Thanks for the info. +4 is not what users would expect at all and it needs fixing. When one orders ++, one expects to be served ++ !
Pretty high? If PTRA is the stack pointer, it's pretty likely that you might want to copy a value from the HUB stack to LUT. Or if you're copying from an array in HUB to LUT, you might want to use PTRB to index the array.
Again, the general idea (have a way to auto-increment a pointer that's reading into LUT) is not a bad one. But silently modifying a pointer that the user hasn't asked to modify, and that no other instruction modifies? That's ugly. Do *something* to indicate this behavior is special. Use the wc bit on the instruction to indicate an auto-increment. Or write a magic value with SETQ or SETQ2 sometime before the copy loop. Or, have some new registers which always auto-increment when dereferenced.
I'm a bit foggy on this HDMI stuff.
It would help the soft HDMI considerably but that's just an example, a good one mind you. It would help with hard HDMI and sprites. It would help anywhere and everywhere. Don't forget RDLUT takes three cycles, not two.
Ignoring soft HDMI (I think we can live with the LUT addressing limitations), I think block transfers of data to/from HUB from COGRAM should be optimized if possible with the pointer registers. This will be a common thing do to for lots of code reading and writing in data in bursts. This is a form of memcpy / memmove between memory regions and it will be widely used.
So I am more concerned with SETQ and PTRA++/PTRB++ use with WRLONG / RDLONG not incrementing the PTRA/PTRB fully, if that is how it behaves now. I would have expected PTRA would increment by the number of transfers requested*size if you use some ++ form. If it is just by one transfer that seems unexpected.
The block move also has to handle the immediate #S scenario
Well, we have to live with how things are for rev A, but not for rev B! The biggest cycle saving (320) in our 640x480x256 loop would be due to the RDLUT address auto-incrementing and from the timing viewpoint I'm much less concerned about SETQ+WRLONG incrementing PTRx correctly as the cycle saving is a lot less (64-80 probably).
This is not about one particular application, though.
Perhaps POPLUT/PUSHLUT would be a good instruction pair to have and could be leveraged on reading LUT data to give for automatic address incrementing but I'm not advocating it hard right now. A read using POPLUT could potentially be just 3 instead of 5 cycles with the following increment operation no longer required.

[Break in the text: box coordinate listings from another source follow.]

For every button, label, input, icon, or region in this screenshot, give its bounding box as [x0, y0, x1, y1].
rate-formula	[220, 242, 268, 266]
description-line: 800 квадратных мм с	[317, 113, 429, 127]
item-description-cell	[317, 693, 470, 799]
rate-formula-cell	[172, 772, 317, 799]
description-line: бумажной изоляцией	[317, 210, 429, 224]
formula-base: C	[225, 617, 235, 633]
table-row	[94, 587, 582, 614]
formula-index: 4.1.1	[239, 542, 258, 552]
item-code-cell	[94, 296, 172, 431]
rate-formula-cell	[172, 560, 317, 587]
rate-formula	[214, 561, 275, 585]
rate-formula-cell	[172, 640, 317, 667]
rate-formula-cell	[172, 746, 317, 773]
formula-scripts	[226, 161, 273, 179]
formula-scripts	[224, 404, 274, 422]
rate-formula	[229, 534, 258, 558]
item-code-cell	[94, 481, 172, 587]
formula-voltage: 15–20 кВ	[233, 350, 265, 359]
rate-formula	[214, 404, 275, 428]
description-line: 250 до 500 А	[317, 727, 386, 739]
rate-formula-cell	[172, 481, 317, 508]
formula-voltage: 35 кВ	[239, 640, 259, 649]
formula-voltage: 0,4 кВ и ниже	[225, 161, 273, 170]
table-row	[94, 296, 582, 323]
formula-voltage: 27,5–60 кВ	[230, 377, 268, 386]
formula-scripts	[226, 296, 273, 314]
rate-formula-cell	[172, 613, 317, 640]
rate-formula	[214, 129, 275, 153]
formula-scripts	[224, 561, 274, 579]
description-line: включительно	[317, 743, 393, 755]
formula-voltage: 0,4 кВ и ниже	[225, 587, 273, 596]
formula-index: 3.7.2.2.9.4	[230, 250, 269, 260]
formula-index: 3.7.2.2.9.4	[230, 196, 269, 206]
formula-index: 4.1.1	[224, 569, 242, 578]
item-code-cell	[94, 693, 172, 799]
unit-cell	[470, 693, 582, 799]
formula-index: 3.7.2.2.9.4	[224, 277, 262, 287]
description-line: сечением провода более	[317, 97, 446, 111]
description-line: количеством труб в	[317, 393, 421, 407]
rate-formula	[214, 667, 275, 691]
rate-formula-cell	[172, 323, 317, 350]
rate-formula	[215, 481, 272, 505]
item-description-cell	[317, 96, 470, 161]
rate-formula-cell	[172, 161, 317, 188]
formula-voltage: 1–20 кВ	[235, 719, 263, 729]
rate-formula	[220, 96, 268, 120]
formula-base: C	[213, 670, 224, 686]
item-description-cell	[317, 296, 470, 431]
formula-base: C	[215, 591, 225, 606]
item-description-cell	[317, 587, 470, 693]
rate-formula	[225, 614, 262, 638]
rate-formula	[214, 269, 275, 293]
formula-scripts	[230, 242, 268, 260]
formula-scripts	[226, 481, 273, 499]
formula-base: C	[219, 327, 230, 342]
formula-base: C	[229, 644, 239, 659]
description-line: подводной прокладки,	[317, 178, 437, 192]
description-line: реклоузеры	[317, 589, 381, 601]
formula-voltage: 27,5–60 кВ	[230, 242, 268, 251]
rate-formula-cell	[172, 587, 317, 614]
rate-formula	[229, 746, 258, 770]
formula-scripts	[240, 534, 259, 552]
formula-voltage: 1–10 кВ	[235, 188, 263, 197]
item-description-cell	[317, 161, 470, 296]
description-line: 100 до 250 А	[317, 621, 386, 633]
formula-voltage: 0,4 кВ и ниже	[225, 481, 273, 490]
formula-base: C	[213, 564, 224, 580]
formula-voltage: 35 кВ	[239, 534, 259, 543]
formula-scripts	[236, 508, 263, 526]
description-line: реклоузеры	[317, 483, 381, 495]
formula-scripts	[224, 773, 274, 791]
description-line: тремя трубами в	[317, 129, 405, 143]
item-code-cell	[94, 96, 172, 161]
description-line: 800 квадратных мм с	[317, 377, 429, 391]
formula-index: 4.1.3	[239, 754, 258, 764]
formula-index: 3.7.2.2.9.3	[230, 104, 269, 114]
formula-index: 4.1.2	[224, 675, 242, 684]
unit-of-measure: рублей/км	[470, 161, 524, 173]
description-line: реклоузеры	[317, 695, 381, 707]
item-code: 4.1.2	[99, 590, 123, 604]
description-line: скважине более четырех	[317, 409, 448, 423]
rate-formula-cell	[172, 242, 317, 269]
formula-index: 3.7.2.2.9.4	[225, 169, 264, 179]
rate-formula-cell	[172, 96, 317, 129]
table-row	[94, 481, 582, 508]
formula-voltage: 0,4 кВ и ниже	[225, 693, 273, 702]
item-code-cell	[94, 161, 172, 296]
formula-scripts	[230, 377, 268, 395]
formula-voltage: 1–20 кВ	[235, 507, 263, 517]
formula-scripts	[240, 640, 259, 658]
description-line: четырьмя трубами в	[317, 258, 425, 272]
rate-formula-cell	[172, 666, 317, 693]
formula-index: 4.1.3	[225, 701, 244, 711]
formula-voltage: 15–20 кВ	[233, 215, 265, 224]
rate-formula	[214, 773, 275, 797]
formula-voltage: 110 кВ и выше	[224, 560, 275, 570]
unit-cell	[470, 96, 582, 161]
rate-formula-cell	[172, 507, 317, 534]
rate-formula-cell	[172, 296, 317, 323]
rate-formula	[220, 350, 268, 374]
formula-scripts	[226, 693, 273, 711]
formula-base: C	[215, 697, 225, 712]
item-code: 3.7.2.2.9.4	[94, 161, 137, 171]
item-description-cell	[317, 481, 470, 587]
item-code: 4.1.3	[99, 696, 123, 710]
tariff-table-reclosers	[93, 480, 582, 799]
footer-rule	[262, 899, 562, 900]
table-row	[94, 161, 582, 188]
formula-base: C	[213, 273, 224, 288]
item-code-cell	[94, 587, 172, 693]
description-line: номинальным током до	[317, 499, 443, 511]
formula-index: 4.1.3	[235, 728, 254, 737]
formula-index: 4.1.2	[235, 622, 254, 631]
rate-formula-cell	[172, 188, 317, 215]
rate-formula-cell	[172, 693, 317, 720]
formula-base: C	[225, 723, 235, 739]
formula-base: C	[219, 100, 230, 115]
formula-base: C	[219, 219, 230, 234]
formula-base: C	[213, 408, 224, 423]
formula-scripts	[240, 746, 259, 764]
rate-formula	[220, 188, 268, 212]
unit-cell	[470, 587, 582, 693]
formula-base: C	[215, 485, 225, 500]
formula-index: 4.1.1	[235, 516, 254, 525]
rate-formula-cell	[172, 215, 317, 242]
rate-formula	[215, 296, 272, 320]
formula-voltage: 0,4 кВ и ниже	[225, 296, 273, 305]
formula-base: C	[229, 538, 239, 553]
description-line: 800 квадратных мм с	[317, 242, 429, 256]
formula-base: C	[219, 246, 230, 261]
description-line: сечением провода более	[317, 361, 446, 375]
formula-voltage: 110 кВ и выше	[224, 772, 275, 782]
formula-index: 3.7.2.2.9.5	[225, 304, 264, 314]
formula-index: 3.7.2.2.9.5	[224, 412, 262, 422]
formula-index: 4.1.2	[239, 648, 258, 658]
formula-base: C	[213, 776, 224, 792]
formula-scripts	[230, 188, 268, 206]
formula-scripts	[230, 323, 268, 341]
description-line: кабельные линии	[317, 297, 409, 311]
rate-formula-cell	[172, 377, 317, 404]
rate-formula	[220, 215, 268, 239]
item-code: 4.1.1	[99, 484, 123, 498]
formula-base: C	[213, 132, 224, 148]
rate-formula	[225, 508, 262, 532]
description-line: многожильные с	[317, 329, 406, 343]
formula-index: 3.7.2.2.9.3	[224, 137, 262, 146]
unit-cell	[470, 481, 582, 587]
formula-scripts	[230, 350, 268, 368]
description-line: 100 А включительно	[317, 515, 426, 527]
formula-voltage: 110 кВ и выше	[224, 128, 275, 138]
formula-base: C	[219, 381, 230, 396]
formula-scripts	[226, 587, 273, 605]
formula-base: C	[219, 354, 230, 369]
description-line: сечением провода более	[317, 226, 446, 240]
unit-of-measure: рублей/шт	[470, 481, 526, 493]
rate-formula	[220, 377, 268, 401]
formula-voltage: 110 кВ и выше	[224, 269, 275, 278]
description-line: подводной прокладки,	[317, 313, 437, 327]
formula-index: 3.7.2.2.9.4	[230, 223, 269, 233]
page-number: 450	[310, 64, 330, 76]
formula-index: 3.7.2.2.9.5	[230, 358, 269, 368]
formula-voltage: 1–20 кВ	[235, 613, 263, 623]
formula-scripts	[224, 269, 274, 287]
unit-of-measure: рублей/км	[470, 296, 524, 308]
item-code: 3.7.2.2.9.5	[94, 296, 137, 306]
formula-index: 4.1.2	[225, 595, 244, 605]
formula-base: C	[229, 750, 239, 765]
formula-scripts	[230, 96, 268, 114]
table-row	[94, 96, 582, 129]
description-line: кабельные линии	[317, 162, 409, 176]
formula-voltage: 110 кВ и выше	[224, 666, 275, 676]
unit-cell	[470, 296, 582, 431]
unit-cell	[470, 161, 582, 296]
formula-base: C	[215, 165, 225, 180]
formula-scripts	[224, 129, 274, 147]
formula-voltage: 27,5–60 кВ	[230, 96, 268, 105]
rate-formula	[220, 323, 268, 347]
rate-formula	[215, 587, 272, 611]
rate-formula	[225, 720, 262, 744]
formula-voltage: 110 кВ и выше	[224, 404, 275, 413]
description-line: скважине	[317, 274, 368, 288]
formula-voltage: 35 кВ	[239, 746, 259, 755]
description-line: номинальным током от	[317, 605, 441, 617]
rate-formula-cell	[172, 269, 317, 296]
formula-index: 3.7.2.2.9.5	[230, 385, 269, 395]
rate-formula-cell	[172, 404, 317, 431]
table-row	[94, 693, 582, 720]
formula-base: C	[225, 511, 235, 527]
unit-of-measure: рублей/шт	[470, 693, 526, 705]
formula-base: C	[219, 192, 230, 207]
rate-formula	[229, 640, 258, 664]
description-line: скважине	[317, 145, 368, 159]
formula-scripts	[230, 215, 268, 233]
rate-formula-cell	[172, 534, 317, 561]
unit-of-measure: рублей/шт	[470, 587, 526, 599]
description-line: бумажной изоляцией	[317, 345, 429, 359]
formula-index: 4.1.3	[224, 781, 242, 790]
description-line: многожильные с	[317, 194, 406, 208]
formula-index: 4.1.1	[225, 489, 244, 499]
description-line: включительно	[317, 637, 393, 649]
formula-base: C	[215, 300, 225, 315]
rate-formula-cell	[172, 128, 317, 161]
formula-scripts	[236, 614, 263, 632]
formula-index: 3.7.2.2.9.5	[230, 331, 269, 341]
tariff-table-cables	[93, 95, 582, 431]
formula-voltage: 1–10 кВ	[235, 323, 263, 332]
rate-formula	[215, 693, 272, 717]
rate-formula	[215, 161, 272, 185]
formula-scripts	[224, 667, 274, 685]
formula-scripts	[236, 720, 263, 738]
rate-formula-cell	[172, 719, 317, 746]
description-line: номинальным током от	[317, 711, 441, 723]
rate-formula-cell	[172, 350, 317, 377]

Tautological but it saves two cycles. Auto-increment RD/WRLUT with PTRx and we're done!
Yeah I was coming at it somewhat less from a performance aspect more from a general expectation of what the opcodes would be expected to do. If you setup X transfers and ask for auto increment with PTRA++, in my view you'd kind of want to increment by the actual number of transfers done, not just one transfer worth. I see ozpropdev found something useful to help improve performance, but that may only work for fixed sizes. Transfer sizes might depend on the application and be totally dynamic, even during run time as setq takes register values as well as constants.
But if this is not something simple to resolve, it shouldn't go into rev B, far too risky.